2) MA berwenang memutus dalam tingkat
pertama dan akhir, semua sengketa yang timbul karena perempasan kapal asing dua
muatannya oleh kapal perang RI berdasarkan peraturan yang berlaku.
2. Peradilan
umum (undang-undang No.2 Tahun 1986)
Pengadilan umum adalah pengadilan yang sehari-hari memeriksa dan memutuskan
perkara dalam tingkat pertama dari semua perkara perdata dan perkara pidana
sipil untuk semua golongan penduduk (warga Negara dan orang asing).
Perkara-perkara diadili oleh hakim yang dibantu oleh seorang penitra, sekertaris,
dan juru sita. Dalam perkara summier(perkara ringan yang ancamannya
kurang dari satu tahun diadili oleh seorang hakim tunggal.
Susunan peradilan umum menurut Pasal 6 UU No. 2 Tahun 1986 sebagai berikut.
a. Pengadilan Negeri (Pengadilan
Tingkat Pertama)
Pengadilan negeri ialah pengadilan yang sehari-hari memeriksa dan memutuskan
perkara dalam tingkat pertama dari semua perkara perdata dan perkara pidana.
Pengadilan negeri dibentuk dengan keputusan presiden. Daerah hukum pengadilan
negeri adalah kabupaten atau kota.
Fungsi pengadilan negeri, yaitu memeriksa tentang sah tidaknya suatu
penangkapan, penahanan yang diajukan tersangka, keluarga atau kuasa hukumnya
kepada ketua pengadilan.
Wewenang pengadilan negeri adalah memeriksa dan memutuskan perkara pidana dan
pekara perdata ditingkat pertama sesuai dengan ketentuan yang diatur dalam
undang-undang.
b. Pengadilan Tinggi ( Pengadilan Tingkat
Banding)
Pengadilan tinggi ialah pengadilan tingkat kedua (banding) yang daerah
hukumannya meliputi daerah tingkat satu/provinsi.

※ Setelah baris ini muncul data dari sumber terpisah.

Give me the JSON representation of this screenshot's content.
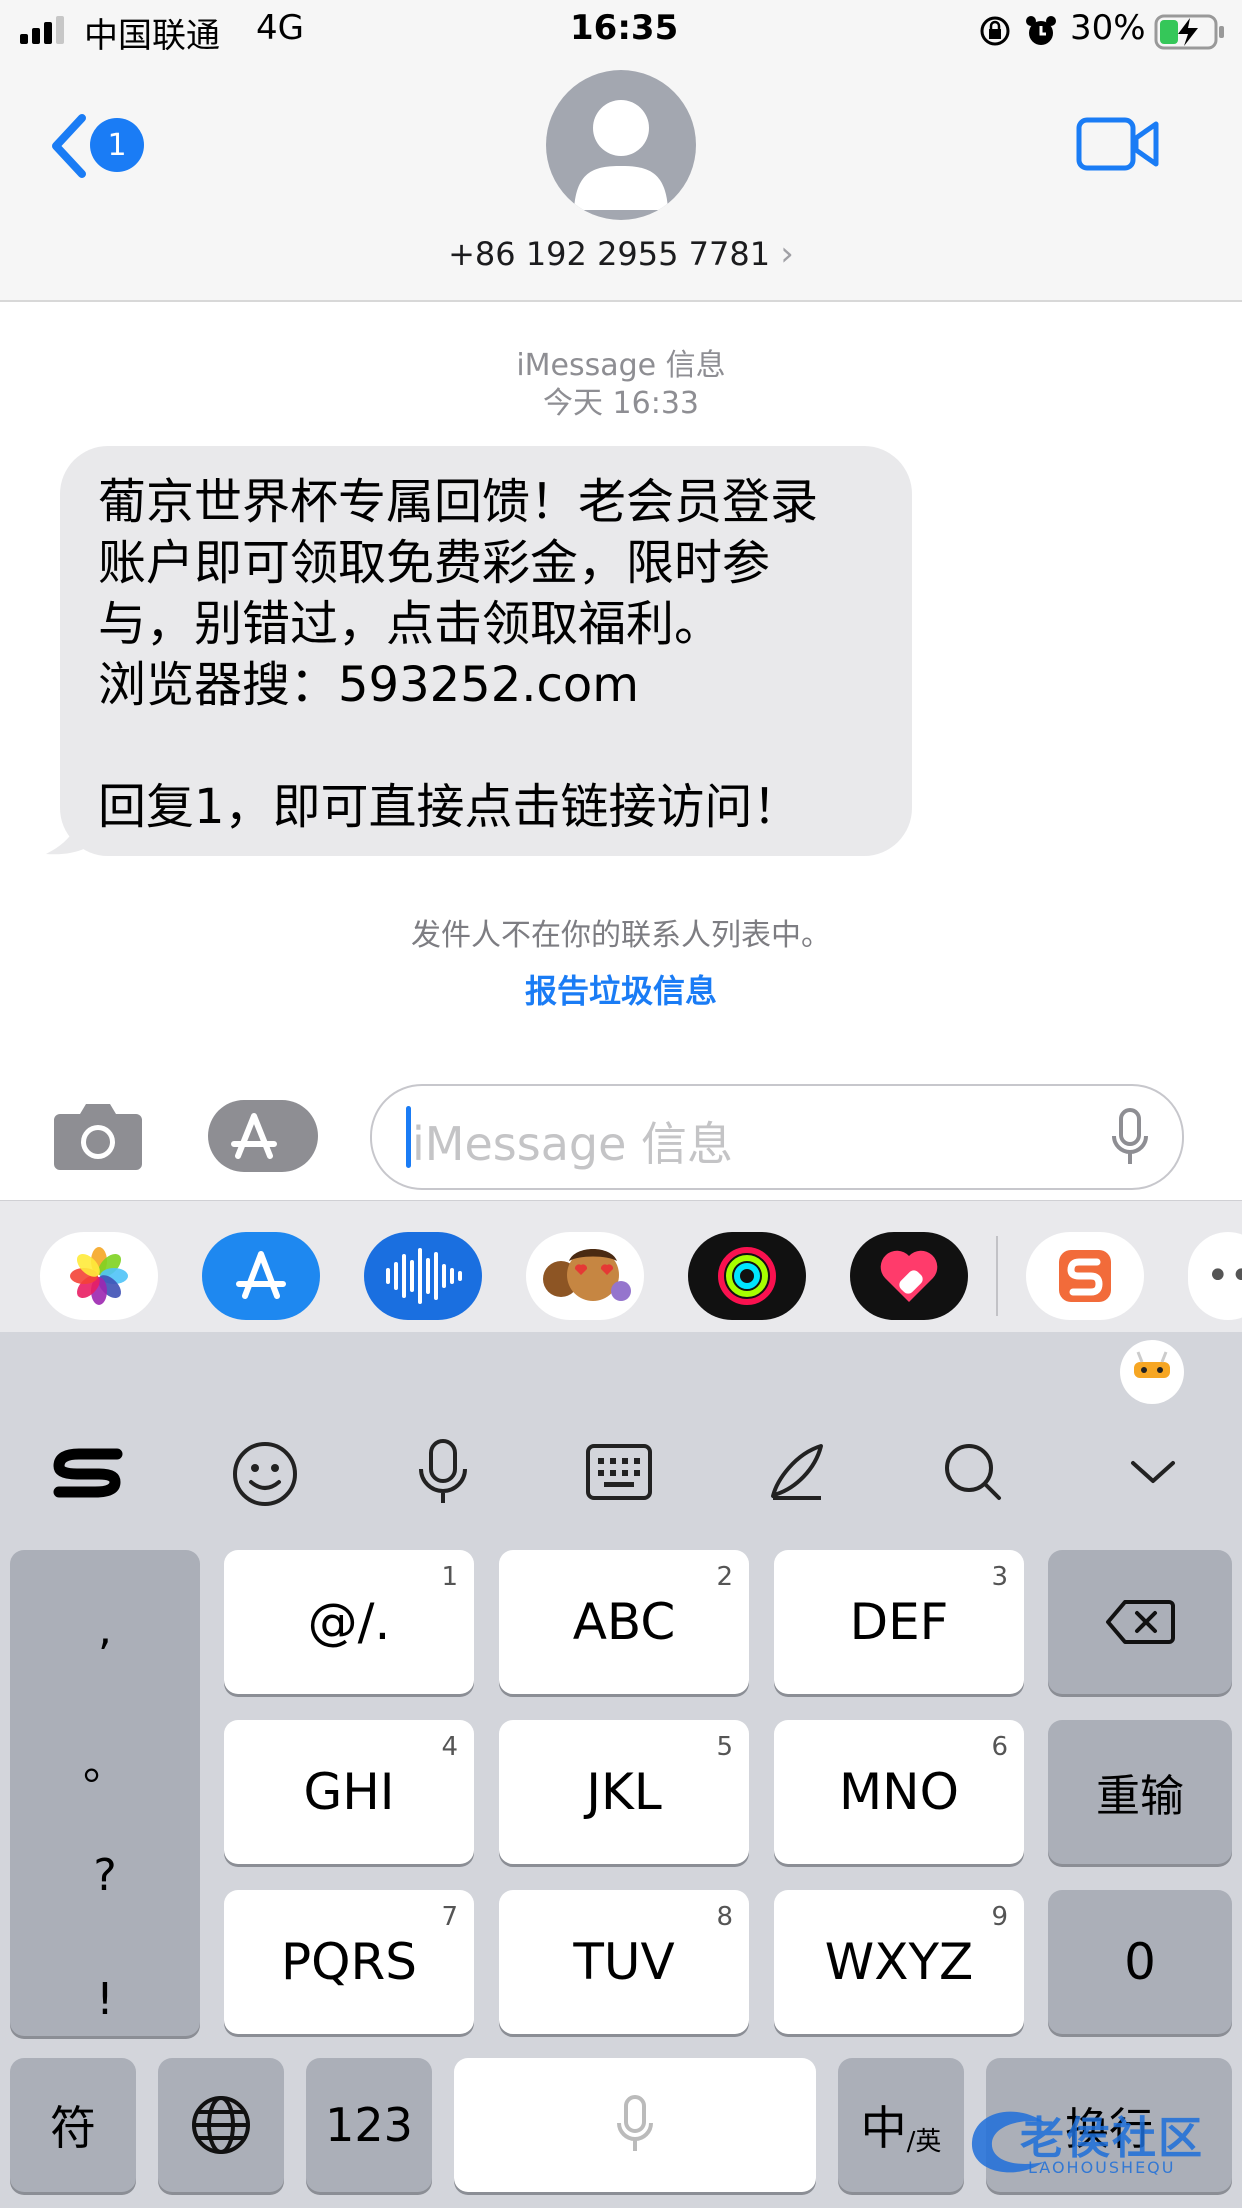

Fungsi pengadilan tinggi ialah sebagai berikut :
1) Memutus dalam tingkat pertama dan terakhir sengketa
wewenang mengadili antara pengadilan negeri didaerah hukumnya. Member pimpinan
kepada pengadilan-pengadilan negeri di daerah hukumnya.
2) Melakukan pengawasan terhadap jalannya peradilan di daerah
hukumnya dan menjaga supaya peradilan itu diselengarakan dengan dekdama dan
sewajarnya. Mengawasi dan meneliti perbuatan hakim pengadilan negeri didaerah
hukumnya.
3) Dalam melakukan pengawasan, pengadilan tinggi dalam daerah
hukumnya.
4) Dalam melakukan pengawasan, pengadilan tinggi dapat member
peringatan, teguran dan petunjuk yang dipandang perlu kepada pengadilan dalm
daerah hukumnya. namun, tidak boleh mengurangi kebebasan hakim dalam memeriksa
dan memutuskan perkara.
5) Wewenang pengadilan tinggi, yaitu memerintahkan pengiriman
berkas-berkas perkara dan surat-surat untuk diteliti dan member penilaian
tentang kecakapan. dan kerajinan para hakim.
c. Peradilan
Agama (Undang-undang No.7 Tahun 1989)
pengadilan agama adalah pengadilan yang memeriksa dan memutuskan
perkara-perkara antara orang islam, yang berkaitan dengan nikah, rujuk,
talak/cerai (NTR), warisan, nafkah. Dalam hal yang dianggap perlu keputusan
pengadilan agama dinyatakan berlaku oleh pengadilan negeri. mahkamah Islam
Tinggi adalah pengadilan yang merupakan hakim banding bagi pengadilan agama.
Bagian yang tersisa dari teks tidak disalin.